Der autoritätsfromme Hinweis auf den einzigen „Experten“ (ausser Schulze?) ist eher kontraproduktiv, denn Thiel lässt sich nicht bluffen. Im Gegensatz zu Frau Muscionico weiss er nämlich, was für ein «Experte» das sein soll, mit dem sie da auftrumpfen will.

Th: Ja, Widmer war bis dahin einer der wenigen Orientalisten, die man in den Medien zu Wort kommen liess. Er ist eine schreibende Nebelpetarde. Was er betreibt, ist nicht Wissenschaft, sondern Lobbying für ölreiche Scheichtümer. Er dementiert in seiner Verhunzung meiner Korankritik auch keinen einzigen Punkt. Er verharmlost bloss Mohammeds Verbrechen.
Des Propheten Kinderschändung? So etwas sei damals halt normal gewesen. Polygamie? Mohammed verehrte halt die Frauen. Allahs Sonderregelungen in Sure 33, die es dem Propheten erlaubte, sich mehr Frauen zu nehmen, als seinen Untertanen? Geschickte Stammespolitik. Die Eroberung der gesamten Arabischen Halbinsel? Lauter Verteidigungskriege. Die Überfälle auf Handelsoasen mit den Massakern an jüdischen Handelsstämmen? Das war damals eben üblich.

Soviele Fakten aus der bestbekannten Profetenbiographie, Belege aus dem Koran, die sie mit nichts widerlegen kann – sie hat keine Ahnung vom Thema – , und soviel Freiheit und Fähigkeit des Urteilens ist zuviel für die autoritätshörige Mentalität. Sie ahnt gar nicht, wie windig es um die angebliche Autorität und Kompetenz dieses Islamlobbyisten (H.P. Raddatz nennt diesen Typen  die «Auftragswissenschaftler») bestellt ist, und fällt voll auf das Apologetengewäsch des Profetenschwärmers rein, den Thiel als Vasall der Öl-Scheichtümer etwas besser einschätzen kann, den sie ihm aber hartnäckig weiterhin als Autoritätsperson vorsetzen will, da sie weder mit der Abwesenheit von Meinungsfreiheit und Menschenrechten unter dem Islam vertraut ist, noch mit Islamkritik und Dissidenz. Siehe Kommentar zu Widmer: https://widerworte.wordpress.com/2010/05/30/der-gigant-und-sein-adorant/

    Muscionico: Sie kennen den Koran also besser als die Orientalisten?

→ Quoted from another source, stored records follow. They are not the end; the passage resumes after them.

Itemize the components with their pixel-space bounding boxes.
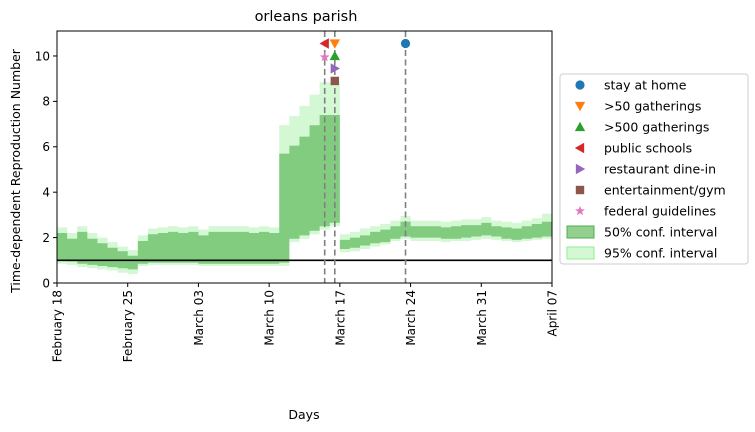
- y-axis-title: Time-dependent Reproduction Number: [8, 48, 23, 294]
- x-tick-label: February 25: [121, 290, 135, 362]
- event-marker-public-schools: [319, 38, 329, 49]
- x-axis: February 18 February 25 March 03 March 10 Ma…: [51, 283, 560, 362]
- y-tick-label: 10: [35, 49, 50, 63]
- y-tick-label: 2: [42, 231, 50, 245]
- legend-swatch-public-schools: [574, 142, 585, 154]
- confidence-bands: [57, 82, 552, 274]
- legend-label-50-conf-interval: 50% conf. interval: [604, 225, 717, 240]
- legend-swatch-stay-at-home: [575, 80, 585, 90]
- legend-swatch-50-conf-interval: [566, 225, 595, 239]
- y-tick-label: 4: [42, 185, 50, 199]
- legend-swatch-50-gatherings: [574, 101, 586, 112]
- x-tick-label: March 03: [192, 290, 206, 346]
- event-marker-stay-at-home: [400, 38, 411, 49]
- legend-label-95-conf-interval: 95% conf. interval: [604, 246, 717, 261]
- plot-frame: [56, 30, 553, 284]
- legend-label-50-gatherings: >50 gatherings: [604, 99, 701, 114]
- legend-label-entertainment-gym: entertainment/gym: [604, 183, 726, 198]
- x-tick-label: February 18: [51, 290, 65, 362]
- y-axis: 0 2 4 6 8 10: [35, 49, 57, 290]
- event-marker-50-gatherings: [329, 39, 341, 49]
- y-tick-label: 6: [42, 140, 50, 154]
- y-tick-label: 8: [42, 95, 50, 109]
- x-tick-label: March 17: [333, 290, 347, 346]
- legend-label-federal-guidelines: federal guidelines: [604, 204, 716, 219]
- legend-frame: [559, 73, 749, 265]
- x-tick-label: March 31: [475, 290, 489, 346]
- legend-swatch-entertainment-gym: [575, 185, 585, 195]
- x-tick-label: March 10: [263, 290, 277, 346]
- event-marker-federal-guidelines: [319, 51, 330, 62]
- x-axis-title: Days: [288, 407, 319, 422]
- y-tick-label: 0: [42, 276, 50, 290]
- legend: stay at home >50 gatherings >500 gathering…: [559, 73, 749, 265]
- chart-title: orleans parish: [255, 9, 358, 25]
- legend-label-public-schools: public schools: [604, 141, 692, 156]
- band-50-conf-interval: [57, 115, 552, 270]
- event-marker-entertainment-gym: [330, 76, 340, 86]
- legend-swatch-federal-guidelines: [575, 205, 585, 216]
- x-tick-label: April 07: [546, 290, 560, 337]
- legend-swatch-95-conf-interval: [566, 246, 595, 260]
- event-markers: [319, 38, 411, 86]
- legend-label-500-gatherings: >500 gatherings: [604, 120, 709, 135]
- event-marker-restaurant-dine-in: [330, 63, 341, 74]
- legend-swatch-restaurant-dine-in: [575, 163, 586, 175]
- x-tick-label: March 24: [404, 290, 418, 346]
- event-vlines: [323, 31, 407, 283]
- legend-swatch-500-gatherings: [574, 121, 586, 132]
- event-marker-500-gatherings: [329, 50, 341, 61]
- legend-label-restaurant-dine-in: restaurant dine-in: [604, 162, 716, 177]
- legend-label-stay-at-home: stay at home: [604, 78, 687, 93]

Der Satz ist ein wahrer Offenbarungseid. Auch «die Orientalisten», die Frau Muscionico ebenfalls nicht kennt, sowenig wie den Koran, geschweige Korankritik, sind eine Autorität für sie, sofern sie im Sinne der Islamlobby wirken. Andere kennt sie erst recht nicht. Kritische  Orientalisten wie Tilman Nagel sind ihr unbekannt.  Weshalb sie einen Islamschwärmer wie diesen wie  Widmer für einen zuständigen Orientalisten hält, den sie  Thiel wie einem Schulbub entgegenhält. Thiel kontert die Engstirnigkeit, die ihn in die Enge treiben möchte, souverän und entlarvend:

Thiel: Ihrer Suggestivfrage entnehme ich, dass Sie den Koran ebenfalls nicht gelesen haben. Die Orientalisten, die Mohammeds Blutdurst nicht als vernachlässigbare Nebenwirkung seiner Prophetie betrachten, sondern darin nüchtern die Kriegstreiberei eines Gewaltherrschers erkennen, kamen nicht zu Wort oder schwiegen, weil sie keine Lust auf Morddrohungen hatten. Nicht einmal modernen Muslimen, die ebenfalls vor der Gewaltverherrlichung im Koran warnen, räumte man Platz in den Zeitungsspalten ein. Deshalb habe ich eine Bresche in dieses Rede- und Denkverbot geschlagen, das rund um den Islam aufgebaut wurde.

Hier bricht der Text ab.